Rite Aid Corp posted its 10th straight quarterly loss as customers cut back on discretionary purchases and the drug store chain worked on refreshing its stores to reignite sales growth.

The company's net loss was $83.9 million, or 10 cents per share, in the fiscal third quarter ended on November 28, narrower than the loss of $243.1 million, or 30 cents per share, a year earlier.

The company credited cost cuts and tighter inventory control.

Analysts expected a loss of 18 cents a share, and sales of $6.38 billion, according to Thomson Reuters I/B/E/S.

Rite Aid's quarterly sales fell 1.8 percent to $6.35 billion. Sales at stores open at least a year fell 0.5 percent in the quarter.

For the full fiscal year, the company said it expects sales of between $25.6 billion to $25.9 billion.

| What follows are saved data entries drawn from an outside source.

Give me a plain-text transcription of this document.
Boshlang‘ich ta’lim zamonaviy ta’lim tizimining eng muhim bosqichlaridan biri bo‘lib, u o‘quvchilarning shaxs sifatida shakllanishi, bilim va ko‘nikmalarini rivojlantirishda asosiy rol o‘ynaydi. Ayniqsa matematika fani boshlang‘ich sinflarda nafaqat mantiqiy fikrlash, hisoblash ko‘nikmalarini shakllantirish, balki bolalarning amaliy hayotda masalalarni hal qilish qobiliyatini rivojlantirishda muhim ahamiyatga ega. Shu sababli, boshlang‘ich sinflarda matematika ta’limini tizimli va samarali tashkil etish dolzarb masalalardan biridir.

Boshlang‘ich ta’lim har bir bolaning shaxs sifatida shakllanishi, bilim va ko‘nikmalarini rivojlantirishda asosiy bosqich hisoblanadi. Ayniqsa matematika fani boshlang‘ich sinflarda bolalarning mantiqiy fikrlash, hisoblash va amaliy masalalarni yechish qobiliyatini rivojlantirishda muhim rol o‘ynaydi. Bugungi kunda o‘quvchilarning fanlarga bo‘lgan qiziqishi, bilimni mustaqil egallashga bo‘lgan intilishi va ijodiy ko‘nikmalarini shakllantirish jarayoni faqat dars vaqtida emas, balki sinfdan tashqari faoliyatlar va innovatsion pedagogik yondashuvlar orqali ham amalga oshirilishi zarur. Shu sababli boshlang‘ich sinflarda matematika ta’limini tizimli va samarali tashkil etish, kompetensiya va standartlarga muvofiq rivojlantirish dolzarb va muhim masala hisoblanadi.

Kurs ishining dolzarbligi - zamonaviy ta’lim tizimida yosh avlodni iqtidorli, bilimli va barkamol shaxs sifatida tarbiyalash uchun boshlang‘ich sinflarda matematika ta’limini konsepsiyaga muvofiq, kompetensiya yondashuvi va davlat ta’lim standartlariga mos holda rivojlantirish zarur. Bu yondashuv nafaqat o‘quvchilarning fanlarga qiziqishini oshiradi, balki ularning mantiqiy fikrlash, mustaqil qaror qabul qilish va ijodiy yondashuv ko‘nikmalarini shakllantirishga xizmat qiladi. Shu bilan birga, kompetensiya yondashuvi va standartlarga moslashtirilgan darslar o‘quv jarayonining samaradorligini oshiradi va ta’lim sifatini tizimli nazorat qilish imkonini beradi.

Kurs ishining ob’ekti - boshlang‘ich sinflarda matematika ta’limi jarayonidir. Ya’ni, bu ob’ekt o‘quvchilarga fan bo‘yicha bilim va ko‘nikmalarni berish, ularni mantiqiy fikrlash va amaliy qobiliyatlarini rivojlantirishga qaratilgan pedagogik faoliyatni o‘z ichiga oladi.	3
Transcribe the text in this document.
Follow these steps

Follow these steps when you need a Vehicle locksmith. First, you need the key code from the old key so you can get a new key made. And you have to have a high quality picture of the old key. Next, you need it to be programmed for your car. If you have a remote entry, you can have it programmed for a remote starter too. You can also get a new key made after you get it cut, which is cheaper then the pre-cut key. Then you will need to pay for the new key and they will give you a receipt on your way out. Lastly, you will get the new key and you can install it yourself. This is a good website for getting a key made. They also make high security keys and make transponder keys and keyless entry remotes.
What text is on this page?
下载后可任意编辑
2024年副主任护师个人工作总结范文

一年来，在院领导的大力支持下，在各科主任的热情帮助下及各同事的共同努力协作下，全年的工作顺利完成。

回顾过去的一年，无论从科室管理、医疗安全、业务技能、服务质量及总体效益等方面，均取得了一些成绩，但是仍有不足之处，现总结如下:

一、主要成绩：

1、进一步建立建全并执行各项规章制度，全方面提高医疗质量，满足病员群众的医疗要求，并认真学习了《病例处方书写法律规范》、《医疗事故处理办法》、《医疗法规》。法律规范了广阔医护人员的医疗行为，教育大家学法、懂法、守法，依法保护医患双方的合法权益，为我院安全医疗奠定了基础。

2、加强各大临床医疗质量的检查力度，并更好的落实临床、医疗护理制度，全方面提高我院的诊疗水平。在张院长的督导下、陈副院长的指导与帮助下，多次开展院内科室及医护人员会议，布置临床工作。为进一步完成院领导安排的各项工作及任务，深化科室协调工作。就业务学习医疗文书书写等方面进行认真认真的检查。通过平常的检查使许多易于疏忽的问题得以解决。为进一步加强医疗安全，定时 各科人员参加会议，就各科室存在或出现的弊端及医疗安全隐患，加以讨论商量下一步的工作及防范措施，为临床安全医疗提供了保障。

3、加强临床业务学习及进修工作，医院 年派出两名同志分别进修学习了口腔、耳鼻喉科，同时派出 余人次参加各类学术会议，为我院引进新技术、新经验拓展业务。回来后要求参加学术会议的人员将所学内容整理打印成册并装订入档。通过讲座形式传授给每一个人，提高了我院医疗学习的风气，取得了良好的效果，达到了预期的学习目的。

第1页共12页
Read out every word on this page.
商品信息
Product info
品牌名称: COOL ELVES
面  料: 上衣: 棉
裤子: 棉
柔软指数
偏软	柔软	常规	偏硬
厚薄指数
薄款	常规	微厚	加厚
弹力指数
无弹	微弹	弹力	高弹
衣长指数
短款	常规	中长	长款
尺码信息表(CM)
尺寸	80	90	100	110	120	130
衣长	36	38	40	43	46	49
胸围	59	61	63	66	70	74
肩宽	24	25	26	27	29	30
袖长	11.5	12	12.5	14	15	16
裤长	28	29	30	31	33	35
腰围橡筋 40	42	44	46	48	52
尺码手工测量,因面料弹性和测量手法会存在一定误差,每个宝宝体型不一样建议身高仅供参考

Rite Aid also said it expected a fiscal year loss of between $0.50 and $0.66 a share, compared with the loss of 48 cents to 74 cents a share it forecast in September. At that time, it said fiscal-year sales should fall to $25.7 billion to $26.2 billion, with same-store sales in a range of down 1 percent to up 1 percent.

Rite Aid operates most of its stores on the East and West U.S. coasts and trails Walgreen Co and CVS Caremark Corp in sales, number of locations and market share.